Editorial

SE MO Redi preparing to hire leader

SE MO Redi is preparing to make an important hire.

The economic development organization based in Cape Girardeau — formerly Cape Girardeau Area MAGNET — will be hiring a president/chief executive officer to guide its efforts.

What are those efforts? SE MO Redi focuses on four areas — attracting businesses to the area, developing talent and workforce, branding/marketing businesses and the region and improving regional resilience to improve the region’s future by aligning interests and strengthening the region through initiatives, collaboration and strategies.

The group’s board of directors and executive committee have worked diligently in recent years to bolster membership and investment. Since July, Shad Burner has been working with SE MO Redi as a management consultant, focusing on that growth. Tangibly, that work has doubled the organization’s annual operating budget, now more than $500,000.

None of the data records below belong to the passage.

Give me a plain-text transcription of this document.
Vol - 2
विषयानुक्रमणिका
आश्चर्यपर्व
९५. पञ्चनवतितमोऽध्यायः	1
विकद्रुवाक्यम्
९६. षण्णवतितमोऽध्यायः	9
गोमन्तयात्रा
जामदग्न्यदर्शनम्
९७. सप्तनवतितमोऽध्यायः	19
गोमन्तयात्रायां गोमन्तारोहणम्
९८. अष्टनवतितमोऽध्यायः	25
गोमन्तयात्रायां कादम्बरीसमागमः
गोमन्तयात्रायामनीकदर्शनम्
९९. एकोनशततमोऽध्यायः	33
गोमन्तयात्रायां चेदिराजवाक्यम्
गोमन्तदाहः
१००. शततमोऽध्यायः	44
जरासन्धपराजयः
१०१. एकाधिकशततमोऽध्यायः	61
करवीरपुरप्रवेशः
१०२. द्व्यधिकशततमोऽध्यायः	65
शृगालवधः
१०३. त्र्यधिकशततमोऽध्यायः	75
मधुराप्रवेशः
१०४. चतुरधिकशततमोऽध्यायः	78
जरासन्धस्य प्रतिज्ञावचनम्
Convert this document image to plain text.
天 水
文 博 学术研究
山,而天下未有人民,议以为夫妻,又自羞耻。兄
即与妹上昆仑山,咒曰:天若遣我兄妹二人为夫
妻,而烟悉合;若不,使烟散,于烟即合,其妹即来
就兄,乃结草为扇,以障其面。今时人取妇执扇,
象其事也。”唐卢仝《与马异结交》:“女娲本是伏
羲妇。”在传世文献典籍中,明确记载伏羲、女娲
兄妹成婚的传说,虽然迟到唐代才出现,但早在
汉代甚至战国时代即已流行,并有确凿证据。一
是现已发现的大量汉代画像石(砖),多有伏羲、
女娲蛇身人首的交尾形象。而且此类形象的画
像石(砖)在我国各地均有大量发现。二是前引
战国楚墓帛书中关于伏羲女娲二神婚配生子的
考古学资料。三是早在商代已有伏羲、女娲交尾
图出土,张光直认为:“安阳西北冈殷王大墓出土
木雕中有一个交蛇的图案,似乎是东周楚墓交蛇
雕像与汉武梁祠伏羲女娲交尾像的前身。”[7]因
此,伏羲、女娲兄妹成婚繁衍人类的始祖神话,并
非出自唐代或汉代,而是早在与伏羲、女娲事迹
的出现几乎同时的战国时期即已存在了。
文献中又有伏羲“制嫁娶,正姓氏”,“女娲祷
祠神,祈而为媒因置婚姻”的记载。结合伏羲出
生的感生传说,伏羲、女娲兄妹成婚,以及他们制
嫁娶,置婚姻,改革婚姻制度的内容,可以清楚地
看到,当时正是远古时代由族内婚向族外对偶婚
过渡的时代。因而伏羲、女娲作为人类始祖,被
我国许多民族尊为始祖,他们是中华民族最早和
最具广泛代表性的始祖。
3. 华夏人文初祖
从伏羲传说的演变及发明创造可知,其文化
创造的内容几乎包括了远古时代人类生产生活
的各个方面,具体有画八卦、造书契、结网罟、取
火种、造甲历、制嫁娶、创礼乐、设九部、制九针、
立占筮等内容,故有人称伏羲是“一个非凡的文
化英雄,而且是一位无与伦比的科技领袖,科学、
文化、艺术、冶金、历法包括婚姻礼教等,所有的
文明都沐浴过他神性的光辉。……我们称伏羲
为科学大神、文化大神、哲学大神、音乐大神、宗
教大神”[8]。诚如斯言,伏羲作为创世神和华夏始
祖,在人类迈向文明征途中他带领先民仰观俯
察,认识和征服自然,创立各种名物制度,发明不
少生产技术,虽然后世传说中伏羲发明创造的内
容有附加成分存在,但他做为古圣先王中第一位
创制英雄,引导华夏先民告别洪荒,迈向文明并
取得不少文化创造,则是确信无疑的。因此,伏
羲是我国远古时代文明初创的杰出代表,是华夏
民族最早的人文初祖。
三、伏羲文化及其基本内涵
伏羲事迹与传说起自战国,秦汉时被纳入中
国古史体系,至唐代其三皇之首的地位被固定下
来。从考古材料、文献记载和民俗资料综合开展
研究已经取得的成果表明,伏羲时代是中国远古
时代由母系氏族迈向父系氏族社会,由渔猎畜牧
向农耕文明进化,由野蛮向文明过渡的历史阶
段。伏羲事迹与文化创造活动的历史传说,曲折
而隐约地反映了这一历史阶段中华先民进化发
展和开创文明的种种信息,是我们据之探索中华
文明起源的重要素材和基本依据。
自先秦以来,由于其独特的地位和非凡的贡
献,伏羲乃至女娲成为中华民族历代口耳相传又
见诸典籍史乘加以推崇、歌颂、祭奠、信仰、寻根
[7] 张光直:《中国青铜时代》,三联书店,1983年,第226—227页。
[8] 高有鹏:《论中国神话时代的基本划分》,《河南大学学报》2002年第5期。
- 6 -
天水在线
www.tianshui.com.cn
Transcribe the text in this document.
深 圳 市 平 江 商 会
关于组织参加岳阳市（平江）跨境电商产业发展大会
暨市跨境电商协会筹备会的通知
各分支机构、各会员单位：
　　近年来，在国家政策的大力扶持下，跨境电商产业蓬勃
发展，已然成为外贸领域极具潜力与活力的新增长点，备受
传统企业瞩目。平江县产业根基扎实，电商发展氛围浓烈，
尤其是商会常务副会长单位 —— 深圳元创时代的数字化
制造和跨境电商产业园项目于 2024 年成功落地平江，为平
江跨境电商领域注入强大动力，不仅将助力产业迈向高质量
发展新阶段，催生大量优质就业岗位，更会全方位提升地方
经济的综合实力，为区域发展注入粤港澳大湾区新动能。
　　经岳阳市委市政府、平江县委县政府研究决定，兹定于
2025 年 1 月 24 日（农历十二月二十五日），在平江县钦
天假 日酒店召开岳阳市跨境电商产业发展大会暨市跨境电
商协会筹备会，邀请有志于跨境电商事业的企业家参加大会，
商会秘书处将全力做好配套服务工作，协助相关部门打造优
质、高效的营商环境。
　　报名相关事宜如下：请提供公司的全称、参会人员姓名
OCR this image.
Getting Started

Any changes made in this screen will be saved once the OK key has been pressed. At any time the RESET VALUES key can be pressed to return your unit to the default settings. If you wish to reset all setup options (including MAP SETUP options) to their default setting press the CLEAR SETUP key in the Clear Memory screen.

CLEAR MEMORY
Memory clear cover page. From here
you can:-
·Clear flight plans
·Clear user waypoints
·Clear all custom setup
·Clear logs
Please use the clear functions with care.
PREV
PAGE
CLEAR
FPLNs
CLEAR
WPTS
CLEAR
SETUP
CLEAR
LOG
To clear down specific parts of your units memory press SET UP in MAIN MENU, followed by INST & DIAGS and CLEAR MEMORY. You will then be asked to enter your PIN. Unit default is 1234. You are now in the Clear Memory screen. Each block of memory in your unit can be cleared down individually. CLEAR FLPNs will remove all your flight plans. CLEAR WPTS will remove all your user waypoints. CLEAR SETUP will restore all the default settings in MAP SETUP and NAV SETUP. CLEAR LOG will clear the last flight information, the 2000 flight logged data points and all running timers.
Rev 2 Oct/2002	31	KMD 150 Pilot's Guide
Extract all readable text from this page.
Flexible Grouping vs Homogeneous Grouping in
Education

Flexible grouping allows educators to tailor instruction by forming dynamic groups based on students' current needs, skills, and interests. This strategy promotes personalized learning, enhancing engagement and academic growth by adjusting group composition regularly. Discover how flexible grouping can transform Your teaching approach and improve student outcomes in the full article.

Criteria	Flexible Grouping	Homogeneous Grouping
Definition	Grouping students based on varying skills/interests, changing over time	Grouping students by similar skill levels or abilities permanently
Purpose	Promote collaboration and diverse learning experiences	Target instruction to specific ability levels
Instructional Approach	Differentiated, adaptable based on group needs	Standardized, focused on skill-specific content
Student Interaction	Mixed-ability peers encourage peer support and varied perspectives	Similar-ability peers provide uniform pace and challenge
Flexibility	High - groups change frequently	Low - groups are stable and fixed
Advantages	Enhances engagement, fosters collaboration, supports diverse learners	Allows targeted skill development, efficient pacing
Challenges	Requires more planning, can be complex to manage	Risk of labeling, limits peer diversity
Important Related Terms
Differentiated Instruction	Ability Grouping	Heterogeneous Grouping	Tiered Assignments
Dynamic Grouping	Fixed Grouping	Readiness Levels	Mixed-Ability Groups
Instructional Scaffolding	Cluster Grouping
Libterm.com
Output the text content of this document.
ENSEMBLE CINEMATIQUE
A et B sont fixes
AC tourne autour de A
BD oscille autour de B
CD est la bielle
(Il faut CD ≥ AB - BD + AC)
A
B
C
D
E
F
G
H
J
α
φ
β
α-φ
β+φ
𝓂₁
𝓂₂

The executive search is targeting top executives/senior leaders of economic development-focused organizations, including chambers of commerce; local, county or regional entities; and private-sector groups.

SE MO Redi hired an executive search firm, Pennsylvania-based Waverly Partners, to help with the process, and that group has identified several candidates for a search committee to consider. Burner noted the candidate pool is not final, and the search is continuing. Aaron Panton, regional president of The Bank of Missouri, is heading the committee, and he has a clear idea of what he wants in a leader.

"My hope would be that the next leader comes in and really takes the time to understand our region, understand the strategic plan that the board has established and start building relationships with the stakeholders from across the region," he recently told the Southeast Missourian.

While the executive search has been nationwide, the group is also considering local candidates, and there is merit in that formula.

We have confidence they will hire the best candidate possible, and we look forward to the leader’s work bearing fruit for Southeast Missouri.